Et Fritz dit avec attendrissement:

«Si Sûzel m'aime, tout sera bien! Si par malheur elle ne m'aime pas, la fortune, le rang, la considération du monde, tout n'est plus rien pour moi! J'ai réfléchi, et je ne demande que l'amour de Sûzel.

—Eh bien! donc, s'écria Christel, que la volonté du Seigneur s'accomplisse. Sûzel, tu viens de l'entendre, réponds toi-même. Quant à nous, que pouvons-nous désirer de plus pour ton bonheur? Sûzel, aimes-tu M. Kobus?»

Mais Sûzel ne répondait pas, elle sanglotait plus fort.

Cependant, à la fin, Fritz s'étant écrié d'une voix tremblante:

«Sûzel, tu ne m'aimes donc pas, que tu refuses de répondre?»

Tout à coup, se levant comme une désespérée, elle vint se jeter dans ses bras en s'écriant:

«Oh! si, je vous aime!»

Et elle pleura, tandis que Fritz la pressait sur son cœur, et que de grosses larmes coulaient sur ses joues.

Tous les assistants pleuraient avec eux: Mayel, son balai à la main, regardait, le cou tendu, dans l'embrasure de la cuisine; et, tout autour des fenêtres, à cinq ou six pas, on apercevait des figures curieuses, les yeux écarquillés, se penchant pour voir et pour entendre.

Enfin le vieux rebbe se moucha, et dit:

«C'est bon... c'est bon.... Aimez-vous... aimez-vous!»

Et il allait sans doute ajouter quelque sentence, lorsque tout à coup Fritz, poussant un cri de triomphe, passa la main autour de la taille de Sûzel, et se mit à valser avec elle, en criant:

«You! houpsa, Sûzel! You! you! you! you! you!»

Alors tous ces gens qui pleuraient se mirent à rire, et la petite Sûzel, souriant à travers ses larmes, cacha sa jolie figure dans le sein de Kobus.

La joie se peignait sur tous les visages; on aurait dit un de ces magnifiques coups de soleil, qui suivent les chaudes averses du printemps.

Deux grosses filles, avec leurs immenses chapeaux de paille en parasol, la figure pourpre et les yeux écarquillés, s'étaient enhardies jusqu'à venir croiser leurs bras au bord d'une fenêtre, regardant et riant de bon cœur. Derrière elles, tous les autres se penchaient l'oreille tendue.

Orchel, qui venait de sortir en essuyant ses joues avec son tablier, reparut apportant une bouteille et des verres:

«Voici la bouteille de vin que vous nous avez envoyée par Sûzel, il y a trois mois, dit-elle à Fritz; je la gardais pour la fête de Christel; mais nous pouvons bien la boire aujourd'hui.»

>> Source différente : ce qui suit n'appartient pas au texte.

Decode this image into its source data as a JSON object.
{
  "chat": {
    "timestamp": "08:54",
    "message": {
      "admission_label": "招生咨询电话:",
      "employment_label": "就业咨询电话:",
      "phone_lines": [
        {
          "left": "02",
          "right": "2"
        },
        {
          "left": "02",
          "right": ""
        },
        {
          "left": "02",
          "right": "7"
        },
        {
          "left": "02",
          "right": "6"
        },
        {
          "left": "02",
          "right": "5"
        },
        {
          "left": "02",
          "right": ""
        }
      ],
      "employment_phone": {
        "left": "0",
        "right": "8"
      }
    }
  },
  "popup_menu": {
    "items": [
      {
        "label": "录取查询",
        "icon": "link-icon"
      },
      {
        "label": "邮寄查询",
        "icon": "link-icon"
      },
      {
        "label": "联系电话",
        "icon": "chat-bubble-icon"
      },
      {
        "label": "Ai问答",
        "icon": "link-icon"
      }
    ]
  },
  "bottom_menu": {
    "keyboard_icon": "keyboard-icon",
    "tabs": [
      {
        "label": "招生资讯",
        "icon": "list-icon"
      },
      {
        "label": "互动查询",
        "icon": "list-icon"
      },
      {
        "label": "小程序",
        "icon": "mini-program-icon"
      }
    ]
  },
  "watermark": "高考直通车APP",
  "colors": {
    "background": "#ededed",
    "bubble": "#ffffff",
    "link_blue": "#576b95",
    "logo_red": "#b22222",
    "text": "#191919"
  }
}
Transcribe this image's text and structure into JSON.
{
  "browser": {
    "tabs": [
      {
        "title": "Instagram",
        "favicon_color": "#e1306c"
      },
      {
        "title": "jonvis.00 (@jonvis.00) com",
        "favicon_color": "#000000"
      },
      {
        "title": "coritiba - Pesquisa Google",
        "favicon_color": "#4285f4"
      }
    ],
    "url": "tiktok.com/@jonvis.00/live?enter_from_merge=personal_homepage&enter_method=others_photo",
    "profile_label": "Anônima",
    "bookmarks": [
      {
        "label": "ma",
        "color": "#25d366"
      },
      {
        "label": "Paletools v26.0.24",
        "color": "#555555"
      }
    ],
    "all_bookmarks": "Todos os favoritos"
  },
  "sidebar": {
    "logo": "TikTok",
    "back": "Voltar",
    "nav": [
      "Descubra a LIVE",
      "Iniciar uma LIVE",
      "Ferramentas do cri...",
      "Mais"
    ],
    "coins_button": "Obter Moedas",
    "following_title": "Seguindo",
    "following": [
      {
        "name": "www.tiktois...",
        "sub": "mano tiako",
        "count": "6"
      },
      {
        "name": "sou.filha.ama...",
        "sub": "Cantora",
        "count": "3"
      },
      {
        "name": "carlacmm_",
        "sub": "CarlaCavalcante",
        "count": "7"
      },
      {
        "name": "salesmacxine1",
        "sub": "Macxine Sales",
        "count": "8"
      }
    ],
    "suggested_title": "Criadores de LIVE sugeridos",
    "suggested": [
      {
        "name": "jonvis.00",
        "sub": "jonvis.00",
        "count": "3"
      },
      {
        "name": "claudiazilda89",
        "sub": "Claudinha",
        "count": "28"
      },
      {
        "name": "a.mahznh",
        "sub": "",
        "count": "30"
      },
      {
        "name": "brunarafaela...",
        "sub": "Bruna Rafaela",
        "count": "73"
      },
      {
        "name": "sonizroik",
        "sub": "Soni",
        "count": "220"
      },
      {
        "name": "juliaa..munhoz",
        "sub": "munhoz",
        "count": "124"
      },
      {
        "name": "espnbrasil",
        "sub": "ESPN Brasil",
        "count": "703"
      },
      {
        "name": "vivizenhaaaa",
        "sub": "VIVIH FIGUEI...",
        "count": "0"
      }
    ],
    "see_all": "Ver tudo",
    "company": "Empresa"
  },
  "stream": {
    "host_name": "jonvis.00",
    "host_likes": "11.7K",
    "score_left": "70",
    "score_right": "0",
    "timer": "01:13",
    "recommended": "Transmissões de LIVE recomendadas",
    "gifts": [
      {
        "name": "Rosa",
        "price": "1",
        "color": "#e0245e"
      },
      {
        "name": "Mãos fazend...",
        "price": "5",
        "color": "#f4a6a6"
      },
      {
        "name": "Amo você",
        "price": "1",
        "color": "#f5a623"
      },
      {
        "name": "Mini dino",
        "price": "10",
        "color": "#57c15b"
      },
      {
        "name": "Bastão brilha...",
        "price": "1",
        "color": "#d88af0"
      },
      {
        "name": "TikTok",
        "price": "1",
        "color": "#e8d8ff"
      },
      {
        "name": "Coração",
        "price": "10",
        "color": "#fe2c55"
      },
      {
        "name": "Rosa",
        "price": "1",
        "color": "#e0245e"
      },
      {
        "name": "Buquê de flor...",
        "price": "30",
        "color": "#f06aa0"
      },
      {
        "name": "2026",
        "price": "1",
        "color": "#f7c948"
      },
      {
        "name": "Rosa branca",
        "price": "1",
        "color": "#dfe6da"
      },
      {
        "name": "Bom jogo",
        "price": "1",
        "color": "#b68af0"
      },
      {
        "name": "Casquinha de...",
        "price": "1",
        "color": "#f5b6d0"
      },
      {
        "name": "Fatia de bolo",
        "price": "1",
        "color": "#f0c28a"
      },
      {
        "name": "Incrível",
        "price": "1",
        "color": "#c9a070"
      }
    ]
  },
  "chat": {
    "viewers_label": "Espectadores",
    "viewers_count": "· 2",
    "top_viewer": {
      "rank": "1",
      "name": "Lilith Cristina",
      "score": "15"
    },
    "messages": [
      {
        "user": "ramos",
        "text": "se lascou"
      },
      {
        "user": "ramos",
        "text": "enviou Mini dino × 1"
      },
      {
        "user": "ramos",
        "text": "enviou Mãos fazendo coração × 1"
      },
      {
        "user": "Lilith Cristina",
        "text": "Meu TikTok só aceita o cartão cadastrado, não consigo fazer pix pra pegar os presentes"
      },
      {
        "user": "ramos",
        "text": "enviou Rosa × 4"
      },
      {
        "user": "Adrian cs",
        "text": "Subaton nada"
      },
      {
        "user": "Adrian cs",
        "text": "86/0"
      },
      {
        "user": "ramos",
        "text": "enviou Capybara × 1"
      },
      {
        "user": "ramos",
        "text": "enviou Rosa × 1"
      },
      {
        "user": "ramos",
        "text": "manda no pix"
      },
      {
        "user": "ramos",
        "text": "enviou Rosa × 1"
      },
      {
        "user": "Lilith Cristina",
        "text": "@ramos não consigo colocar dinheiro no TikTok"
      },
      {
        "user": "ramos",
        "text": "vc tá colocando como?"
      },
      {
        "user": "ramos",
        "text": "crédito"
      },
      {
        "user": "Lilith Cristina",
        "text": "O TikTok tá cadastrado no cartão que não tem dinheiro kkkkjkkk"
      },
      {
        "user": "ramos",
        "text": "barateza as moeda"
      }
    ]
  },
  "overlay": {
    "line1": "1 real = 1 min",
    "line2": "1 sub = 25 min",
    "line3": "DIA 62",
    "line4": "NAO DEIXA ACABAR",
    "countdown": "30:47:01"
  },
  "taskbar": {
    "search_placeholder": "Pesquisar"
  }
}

On entendit au même instant le fouet claquer dehors, et Zaphéri, le garçon de ferme, s'écrier: «En route!»

Les fenêtres se dégarnirent, et comme l'anabaptiste remplissait les verres, le vieux rebbe tout joyeux, lui dit:

«Eh bien! Christel, à quand les noces?»

Ces paroles rendirent Sûzel et Fritz attentifs.

«Hé! qu'en penses-tu, Orchel? demanda le fermier à sa femme.

—Quand M. Kobus voudra, répondit la grosse mère en s'asseyant.

—À votre santé, mes enfants! dit Christel. Moi, je pense qu'après la rentrée des foins...»

Fritz regarda le vieux rebbe, qui dit:

«Écoutez, Christel, les foins sont une bonne chose, mais le bonheur vaut encore mieux. Je représente le père de Kobus, dont j'ai été le meilleur ami.... Eh bien! moi, je dis que nous devons fixer cela d'ici huit jours, juste le temps des publications. À quoi bon faire languir ces braves enfants? À quoi bon attendre davantage? N'est-ce pas ce que tu penses, Kobus?

—Comme Sûzel voudra, je voudrai», dit-il en la regardant.

Elle, baissant les yeux, pencha la tête contre l'épaule de Fritz sans répondre.

«Qu'il en soit donc fait ainsi, dit Christel.

—Oui, répondit David, c'est le meilleur, et vous viendrez demain à Hunebourg, dresser le contrat.»

Alors on but, et le vieux rebbe, souriant, ajouta:

«J'ai fait bien des mariages dans ma vie; mais celui-ci me cause plus de plaisir que les autres, et j'en suis fier. Je suis venu chez vous, Christel, comme le serviteur d'Abraham, Éléazar, chez Laban: cette affaire est procédée de l'Éternel.

—Bénissons la volonté de l'Éternel», répondirent Christel et Orchel d'une seule voix.

Et depuis cet instant, il fut entendu que le contrat serait fait le lendemain à Hunebourg, et que le mariage aurait lieu huit jours après.